Ato contínuo, Graça pega o litro na prateleira, serve duas doses em dois copos, e coloca em cima do balcão, dizendo:
- Pronto, aí está. O coronel pega um copo, dá o outro ao seu compadre, e levanta um brinde dizendo:
- Saúde! O compadre- Helena- levanta o copo e responde:
- Saúde, coronel! Ambos levam os copos à boca e sorvem o líquido de uma golada.
Para entendermos o que se passa, de agora em diante é necessário que saibamos que nos ensaios, as garrafas de pinga eram cheias de água, e os brindes da mesma forma e, assim, era para ser continuado. Acontece que Graça querendo dar um toque de realismo, trocou a água por cachaça de verdade – aguardente branca. Quando eu tomei, senti, mas como já era acostumado e antes de iniciar a peça, havia tomado umas três, para dar coragem, encarei numa boa. O diabo foi com Helena, pois a coitada nunca havia provado cachaça, e engoliu de uma só vez, pensando ser água como era o combinado.
Helena engasgou-se. Sua pele alva começou a ficar vermelha, seus lindos olhos azuis arregalaram-se e começaram a lacrimejar. A voz não saía, e não conseguia respirar, estava ficando arroxeada, entrando numa espécie de convulsão. Foi quando, eu vi que tinha que fazer algo, não só para salvar o espetáculo, mas principalmente para salvar minha bela Helena. Saindo do papel - é por isso, que o público não sabe o papel do ator – improvisei: Bati com a mão aberta em suas costas, e falei:
- Que é isso, cumpadi? Tá se engasgando? Nem parece que é acostumado a tomar umas biritas.
À proporção que falava, batia com a mão espalmada fortemente em suas costas. Aos poucos, Helena foi tossindo, o ar foi voltando, suas feições foram normalizando, enquanto eu a acalmava falando baixo em seu ouvido:
- Calma! Respire fundo! Recupere-se, eu aguento as pontas, só fale quando puder. Helena entendeu, acalmou-se, e depois retomou seu papel.

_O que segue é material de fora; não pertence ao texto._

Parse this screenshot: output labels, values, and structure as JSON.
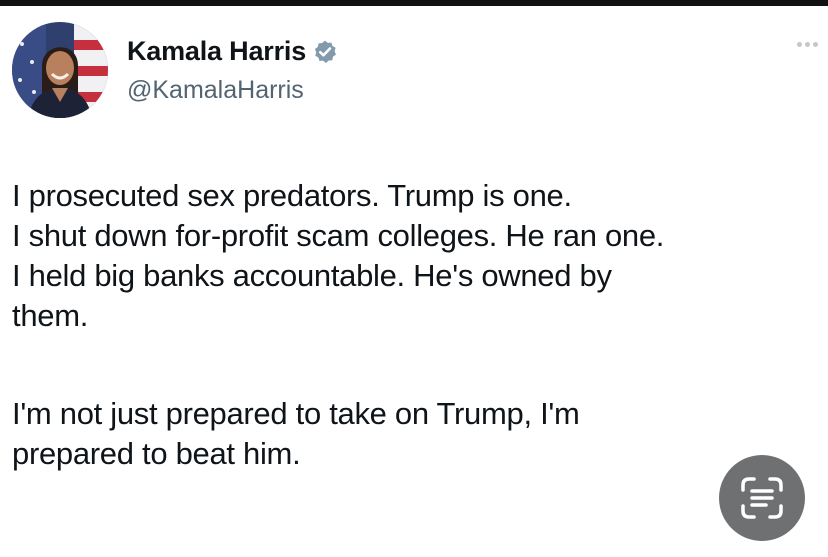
{
  "author": {
    "display_name": "Kamala Harris",
    "handle": "@KamalaHarris",
    "verified": true,
    "avatar_icon": "profile-photo",
    "verified_icon": "verified-badge-icon"
  },
  "tweet": {
    "lines": [
      "I prosecuted sex predators. Trump is one.",
      "I shut down for-profit scam colleges. He ran one.",
      "I held big banks accountable. He's owned by",
      "them.",
      "I'm not just prepared to take on Trump, I'm",
      "prepared to beat him."
    ]
  },
  "icons": {
    "more": "more-options-icon",
    "scan": "text-scan-icon"
  },
  "colors": {
    "name": "#0f1419",
    "handle": "#536471",
    "verified": "#829aab",
    "scan_button": "#6e7072"
  }
}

O público até se divertiu, pensando que tudo aquilo fazia parte do roteiro. A peça foi um sucesso, tal qual esperávamos. Graça desculpou-se dizendo que tinha feito com a melhor das intenções. Desculpas foram aceitas, mas partindo de Graça, nunca viríamos saber se foi intencional ou não.
Helena era um anjo, perdoou, e no final, demos boas risadas.